Three tennis balls are packaged in a box. The box is 12.1 centimetres long, 3.5 centimetres wide, and 3.5 centimetres tall. Each ball is 3.3 centimetres in diameter. What is the volume of the empty space in the box?

Answer 1

Hint: To solve this question, we first need to find out the total volume of the box. Then, we would have to find out the total volume of the three tennis balls. This can be achieved by using the standard formulae. After this, subtract the total volume of the tennis balls from that of the box, to obtain the volume of the remaining space.

Complete step by step solution:
To find the empty volume in the box, we would have to subtract the total volume of the tennis balls from the volume of the box.
Now, the dimensions of the box are as follows: \[12.1cm \times 3.5cm \times 3.5cm\]
Thus, the volume of the box is calculated to be \[12.1 \times 3.5 \times 3.5 = 148.225\;c{m^3}\] , by using the \[l \times b \times h\] formula for a cuboid.
Now, the diameter of the tennis ball is \[3.3cm\] .
By using the formula for the volume of a sphere, i.e., \[\dfrac{4}{3}\pi {r^3}\] , we obtain the volume of one tennis ball as follows.
  \[\dfrac{4}{3}\pi {\left( {{{3.3}}{2}} \right)^3} = {\text{18}}{\text{.816}}\;c{m^3}\]
To obtain the total volume of the tennis balls, we need to multiply the volume of one tennis ball by \[3\] .
On multiplying, we obtain: \[{\text{18}}{\text{.816}}\;c{m^3} \times 3 \approx 56.450\;c{m^3}\]
Now, we will find the remaining volume in the box by subtracting this volume by the total volume of the box. On subtraction, we will obtain the answer to be: \[148.225\;c{m^3} - 56.45\;c{m^3} = 91.775\;c{m^3}\] .
Thus, the empty space that will remain in the box after packaging will be \[91.775\;c{m^3}\] .
So, the correct answer is “$91.775\;c{m^3}$”.

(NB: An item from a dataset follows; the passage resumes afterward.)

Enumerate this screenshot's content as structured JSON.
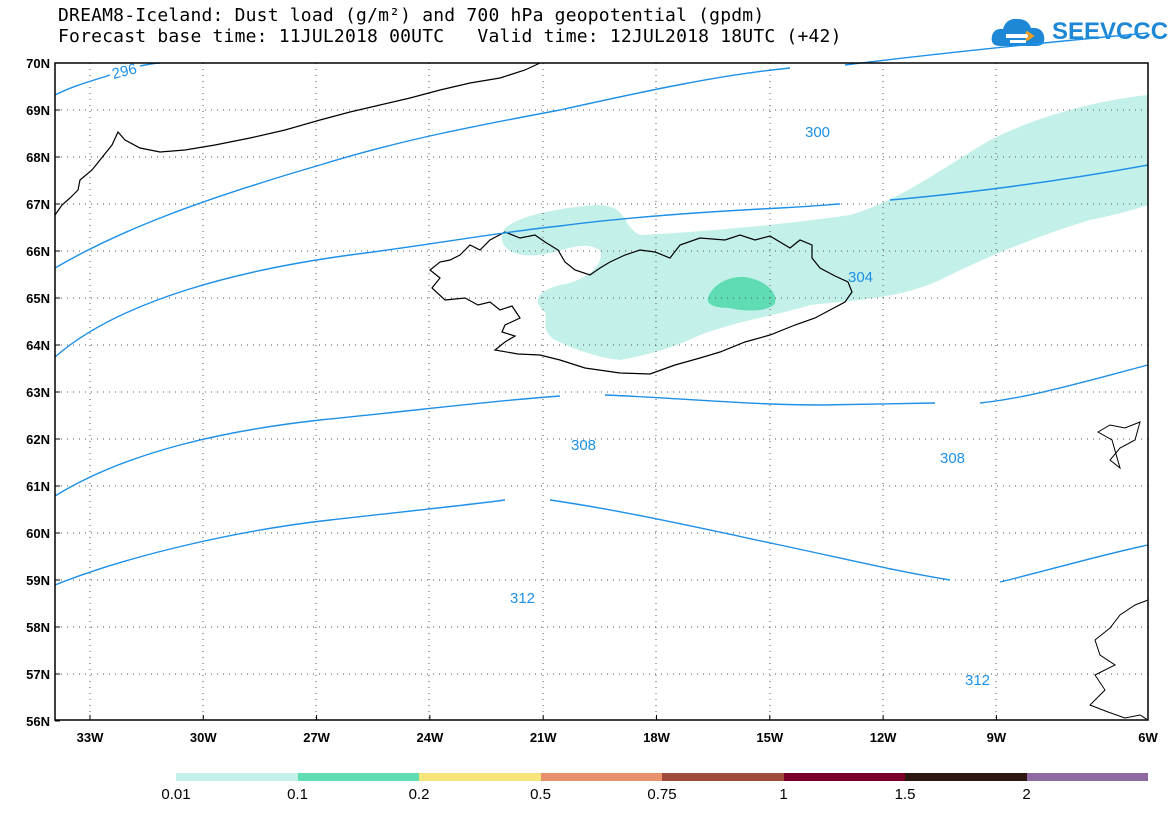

Note: The volume of a sphere is the capacity that sphere has. The shape of a sphere is round and three -dimensional. It has three axes, namely x-axis, y-axis and z-axis which defines its shape. The volume depends on the diameter or radius of the sphere, because if we take the cross-section of the sphere, it is a circle.